Resta da dire dello spettacolo firmato per la regia da Claus Guth (ripresa da Arturo Gama) con le scene e i costumi di Christian Schmidt proveniente dall’Opernhaus Zürich; spettacolo importante, denso e complesso che merita tutta l’attenzione del caso.
Guth trasporta la vicenda in uno spazio borghese della seconda metà dell’Ottocento. Per quanto non vi siano riferimenti espliciti al riguardo è evidente che l’idea di fondo è quella di mettere in scena il triangolo Wagner – Mathilde – Wesendonck che rappresenta il retroterra biografico della composizione di “Tristan und Isolde” mentre il taglio in qualche modo generale evita il rischio della semplice ricostruzione biografica mantenendo la vicenda in un carattere più esemplare; si riconoscono però alcuni richiami simbolici alla vicenda storica come la serra in cui avviene il primo incontro fra i protagonisti e che immediatamente richiama quel “Im Treibhaus” che di tutti i “Wesendock lieder” è quello più connesso alla genesi del Tristan.

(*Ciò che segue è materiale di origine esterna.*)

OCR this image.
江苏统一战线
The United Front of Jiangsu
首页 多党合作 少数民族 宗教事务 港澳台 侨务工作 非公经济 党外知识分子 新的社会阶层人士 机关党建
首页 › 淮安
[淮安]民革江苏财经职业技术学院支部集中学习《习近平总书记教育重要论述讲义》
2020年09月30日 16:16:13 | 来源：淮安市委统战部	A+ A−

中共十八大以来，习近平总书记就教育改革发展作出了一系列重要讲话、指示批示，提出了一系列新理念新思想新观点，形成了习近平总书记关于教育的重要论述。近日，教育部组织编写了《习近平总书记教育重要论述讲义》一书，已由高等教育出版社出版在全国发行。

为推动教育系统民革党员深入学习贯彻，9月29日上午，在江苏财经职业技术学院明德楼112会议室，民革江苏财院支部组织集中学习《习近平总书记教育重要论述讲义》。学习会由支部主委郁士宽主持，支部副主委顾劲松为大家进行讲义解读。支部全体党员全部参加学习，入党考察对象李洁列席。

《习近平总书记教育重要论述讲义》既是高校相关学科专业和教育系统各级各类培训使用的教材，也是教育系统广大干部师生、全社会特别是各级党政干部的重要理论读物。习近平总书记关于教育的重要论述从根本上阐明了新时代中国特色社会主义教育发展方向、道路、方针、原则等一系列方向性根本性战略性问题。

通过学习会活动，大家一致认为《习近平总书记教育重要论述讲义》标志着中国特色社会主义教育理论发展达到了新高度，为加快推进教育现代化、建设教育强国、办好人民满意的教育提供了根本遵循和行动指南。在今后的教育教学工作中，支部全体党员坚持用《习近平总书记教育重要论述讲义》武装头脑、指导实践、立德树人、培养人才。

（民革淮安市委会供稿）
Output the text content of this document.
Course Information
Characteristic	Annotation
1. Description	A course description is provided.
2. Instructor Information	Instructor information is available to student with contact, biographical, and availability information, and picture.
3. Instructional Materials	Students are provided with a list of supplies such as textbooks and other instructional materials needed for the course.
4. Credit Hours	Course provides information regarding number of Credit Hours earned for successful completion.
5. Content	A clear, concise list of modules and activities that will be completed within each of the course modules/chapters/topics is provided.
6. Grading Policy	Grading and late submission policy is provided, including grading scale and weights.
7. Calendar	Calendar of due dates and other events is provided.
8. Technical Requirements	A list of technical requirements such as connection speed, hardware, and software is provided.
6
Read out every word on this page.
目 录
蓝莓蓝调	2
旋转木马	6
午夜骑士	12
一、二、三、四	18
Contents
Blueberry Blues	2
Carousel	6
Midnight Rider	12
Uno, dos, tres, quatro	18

L’impianto scenico è monumentale. Una piattaforma rotante permette il rapido passaggio da un ambiente all’altro di una sontuosa dimora alto-borghese di gusto Biedermeier immergendoci in atmosfere prossime a quelle di certe pagine di Thomas Mann. Nel primo atto la camera da letto di Isolde si alterna all’anticamera dove sostano Tristan e Kurwenal, nel secondo si alternano l’interno e l’esterno del grande salone delle feste con il giardino solo evocato da proiezioni di ombre di fronde illuminate dalla luna, nel terzo l’esterno di un’antica dimora ormai in rovina (Kareol) si alterna con gli ambienti degli atti precedenti visti attraverso le allucinazioni di Tristan. Il forte impatto iniziale tende però a perdersi con il prosieguo degli atti notandosi un progressivo scollamento fra i movimenti scenici e le ragioni drammatiche tendendo i primi ad apparire come semplice esibizione di virtuosismo tecnico. Gli elementi d’arredo sono essenziali – il grande letto di Isolde, sedie, alberi in vaso per la serra, il grande tavolo del banchetto nuziale che diventa banco di tribunale nel finale del II atto e catafalco di Tristan nel III (immagine poco felice peraltro quella del corpo dell’eroe trasformato in una sorta di macabra portata di un banchetto nuziale diventato banchetto funebre). Di sobria eleganza i costumi ottocenteschi.
La recitazione nel complesso risultava molto attenta e curata anche se risultavano punti mal risolti; l’idea di fare di Brangäne una sorta di doppio di Isolde non è infondata – e trova giustificazione nello stesso poema di Goffredo di Strasburgo dove è la giovane ancella a sostituirsi alla padrona nella prima notte di nozze – ma non trovava sviluppo drammaturgico così come certe soluzioni registiche suscitavano almeno allo scrivente più di una perplessità (l’inizio del duetto del II atto fra Tristan e Isolde in una sala gremita di gente, il duello con Melot usando coltelli da tavola) così come si sentiva la mancanza del mare nel I e III atto – e non bastava a renderne la presenza il vascello che Kurwenal incideva sulle pareti scrostate della vecchia casa – e della Natura del II troppo parcamente evocata.
Spettacolo sicuramente di grande impegno ma al contempo fortemente divisivo, destinato a essere amato od odiato in base alle diverse sensibilità degli spettatori ma di certo meritevole di essere visto con la giusta attenzione.